I hadn’t thought ahead about how I would geolocate the data, so I fell back on exporting my timeline information from my Android. I don’t think you can use Google Takeout for this now because it’s stored directly on the phone. See this article from Android Authority about how to create an export.

The export contains your full history in a large JSON file, while for this project I want six hours. I used the Location History JSON Converter python script to transform the JSON file into a CSV containing only the day of the trip.[1] I used the same Jupyter notebook to create a DataFrame with time, latitude, and longitude.

1
2
3
4
import pandas as pd
df = pd.read_csv("../inputs/timeline.csv")
df['Time'] = pd.to_datetime(df['Time'])
df

Combining the data

At this point I have two data sets: the ping data, indexed by time, and the location data, also indexed by time. However, the timestamps are dissimilar. I tried a few techniques before landing on pandas’ merge_asof function:

1
2
3
combined_df = pd.merge_asof(df_ping, df, on="Time", direction="nearest", tolerance=pd.Timedelta("15m"))
combined_df['ping'] = combined_df['ping'].fillna(0)
combined_df.to_csv('../outputs/output.csv')

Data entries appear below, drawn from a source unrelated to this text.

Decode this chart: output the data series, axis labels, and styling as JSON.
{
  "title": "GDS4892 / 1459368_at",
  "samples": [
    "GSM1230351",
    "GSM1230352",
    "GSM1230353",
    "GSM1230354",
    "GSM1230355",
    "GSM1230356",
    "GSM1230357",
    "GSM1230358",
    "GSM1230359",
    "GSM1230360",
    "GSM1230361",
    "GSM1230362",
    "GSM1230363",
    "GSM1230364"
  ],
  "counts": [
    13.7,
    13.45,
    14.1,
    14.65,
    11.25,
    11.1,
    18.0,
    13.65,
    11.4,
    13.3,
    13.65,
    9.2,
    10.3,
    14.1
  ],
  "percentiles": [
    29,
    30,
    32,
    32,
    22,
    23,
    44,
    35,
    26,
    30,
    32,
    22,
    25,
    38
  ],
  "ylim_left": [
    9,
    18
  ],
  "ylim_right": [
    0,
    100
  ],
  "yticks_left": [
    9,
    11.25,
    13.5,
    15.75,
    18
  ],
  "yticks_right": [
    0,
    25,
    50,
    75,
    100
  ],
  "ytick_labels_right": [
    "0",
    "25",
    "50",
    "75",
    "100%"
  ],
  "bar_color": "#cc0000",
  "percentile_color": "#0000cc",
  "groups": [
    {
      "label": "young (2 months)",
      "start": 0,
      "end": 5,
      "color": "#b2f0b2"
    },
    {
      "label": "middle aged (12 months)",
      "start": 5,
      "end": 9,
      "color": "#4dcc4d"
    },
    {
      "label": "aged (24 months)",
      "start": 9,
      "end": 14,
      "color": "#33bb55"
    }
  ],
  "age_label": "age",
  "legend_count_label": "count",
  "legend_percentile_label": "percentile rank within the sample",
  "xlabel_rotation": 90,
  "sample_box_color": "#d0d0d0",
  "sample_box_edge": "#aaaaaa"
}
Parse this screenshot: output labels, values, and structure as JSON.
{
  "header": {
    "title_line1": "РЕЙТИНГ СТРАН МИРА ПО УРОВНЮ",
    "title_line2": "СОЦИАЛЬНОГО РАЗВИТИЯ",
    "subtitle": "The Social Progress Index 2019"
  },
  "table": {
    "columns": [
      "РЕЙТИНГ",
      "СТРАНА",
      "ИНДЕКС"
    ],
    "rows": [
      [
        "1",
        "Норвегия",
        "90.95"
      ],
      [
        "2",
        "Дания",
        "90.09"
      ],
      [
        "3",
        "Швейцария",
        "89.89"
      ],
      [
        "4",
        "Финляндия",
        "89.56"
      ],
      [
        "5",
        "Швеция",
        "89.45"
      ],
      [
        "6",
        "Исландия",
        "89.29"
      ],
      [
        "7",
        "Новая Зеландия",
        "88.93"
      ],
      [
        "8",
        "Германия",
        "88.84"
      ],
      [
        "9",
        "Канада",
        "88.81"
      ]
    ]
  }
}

The important part is direction="nearest"; this compensates for non-matching timestamps. To avoid matching two wildly dissimilar points, I set the outer boundary to fifteen minutes. The result is a DataFrame that combines the ping and geolocation data:

1
2
3
4
5
6
	ping	Time	Latitude	Longitude
0 0.996860 2025-11-03 06:22:08 40.213511 -79.768900
1 0.992509 2025-11-03 06:23:08 40.213511 -79.768900
2 0.997692 2025-11-03 06:24:08 40.213511 -79.768900
3 0.997427 2025-11-03 06:25:08 40.160347 -79.746285
4 0.989558 2025-11-03 06:26:08 40.160347 -79.746285

Next steps

I’m playing with kepler.gl to visualize the data. This has exposted a few issues:

  1. I need minute-by-minute geolocation data for more accurate mapping of the pings. I’m testing GPSLogger for Android for this purpose. It writes GPX files, which are easier to work with. I’ve had good results with the gpxpy library.
  2. With ping, lower numbers are better, but I probably want the opposite for visualization, with total absence of data meaning there was no cell signal whatsoever.

 Visualization of ping data

I have a few trips coming up where I can play around with this.


  1. As of November 7, 2025, you need to use the patch on Add support for encrypted location history from devices. ↩︎